第69話

シーンとした空気がホテルの前で滞る。




あたしは痛いくらいの視線を気にしながら、お父様の方へと視線を戻した。




「いえ、あたしは…」




そう言おうとした瞬間、お父様の後ろから黒い影が飛び出した。




「千亜稀ちゃん、ほんっとからかいがいありすぎ」




お父様の後ろから蜜ちゃんが顔を出す。




「へ」




蜜歩ちゃんの顔を見て、次にお父様を大きく見上げると、その顔は“してやったり”と悪戯っぽく微笑んでいた。




「あはは、嘘だよ。千亜稀ちゃん」




「なっ∑」




あたしはンガッと口が開く。




この親子、ずぇったい血が繋がっていますよ!ずぇったい!!




あたしはギリギリと奥歯を噛み締めた。




「本当に騙されやすいんだなぁ、それじゃ克穂も心配だ」




そう言ってあたしの頭を優しく撫でる。




その仕草に回りの女の子達はキュンと心臓を刺されたようだった。




「許可なくからかってもらったら困りますよ、父さん」




お父様の手のひらからベリッとあたしの体を剥ぎ取って、王子があたしを引き寄せる。




「そうか、許可が必要だったのか。
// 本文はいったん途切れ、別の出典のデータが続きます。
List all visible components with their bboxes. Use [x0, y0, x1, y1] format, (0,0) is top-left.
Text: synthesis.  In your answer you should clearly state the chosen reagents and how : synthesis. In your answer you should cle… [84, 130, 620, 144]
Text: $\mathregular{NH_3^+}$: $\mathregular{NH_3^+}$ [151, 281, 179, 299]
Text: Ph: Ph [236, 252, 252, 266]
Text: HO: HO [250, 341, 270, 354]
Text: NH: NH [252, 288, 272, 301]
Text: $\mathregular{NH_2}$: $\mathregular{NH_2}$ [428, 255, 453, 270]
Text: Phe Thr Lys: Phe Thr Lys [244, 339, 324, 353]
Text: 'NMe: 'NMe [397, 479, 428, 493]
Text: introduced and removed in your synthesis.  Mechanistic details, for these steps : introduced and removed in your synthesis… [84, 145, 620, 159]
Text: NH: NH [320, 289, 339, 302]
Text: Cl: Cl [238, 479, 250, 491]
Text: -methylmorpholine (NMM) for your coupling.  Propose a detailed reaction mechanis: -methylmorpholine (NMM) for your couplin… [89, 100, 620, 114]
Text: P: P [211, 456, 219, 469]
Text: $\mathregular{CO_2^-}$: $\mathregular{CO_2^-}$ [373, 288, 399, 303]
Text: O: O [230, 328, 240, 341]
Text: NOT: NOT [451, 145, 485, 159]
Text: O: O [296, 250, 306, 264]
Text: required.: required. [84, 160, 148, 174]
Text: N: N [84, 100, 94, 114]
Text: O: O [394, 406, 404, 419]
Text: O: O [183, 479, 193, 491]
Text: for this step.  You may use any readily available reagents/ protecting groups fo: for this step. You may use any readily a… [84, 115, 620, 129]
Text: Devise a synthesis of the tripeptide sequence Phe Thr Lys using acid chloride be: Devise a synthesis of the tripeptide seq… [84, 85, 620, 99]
それは知らなかった」




お父様は優しく微笑みを返す。




「か、克穂くんのお父様!?!?」




そのことに周囲の女の子たちはまたまた興奮モード。




「めっちゃカッコいい!めっちゃカッコいい!!親子揃ってカッコいい!!!」




その台詞がささやかに連呼されているのに、当の本人達は聞いてもいない。




「…千亜稀も。お前この制服着てるんだから間違われるはずないだろ」




呆れた顔であたしに言う。




「うっ…ι」




その言葉にあたしは言葉が出なくなった。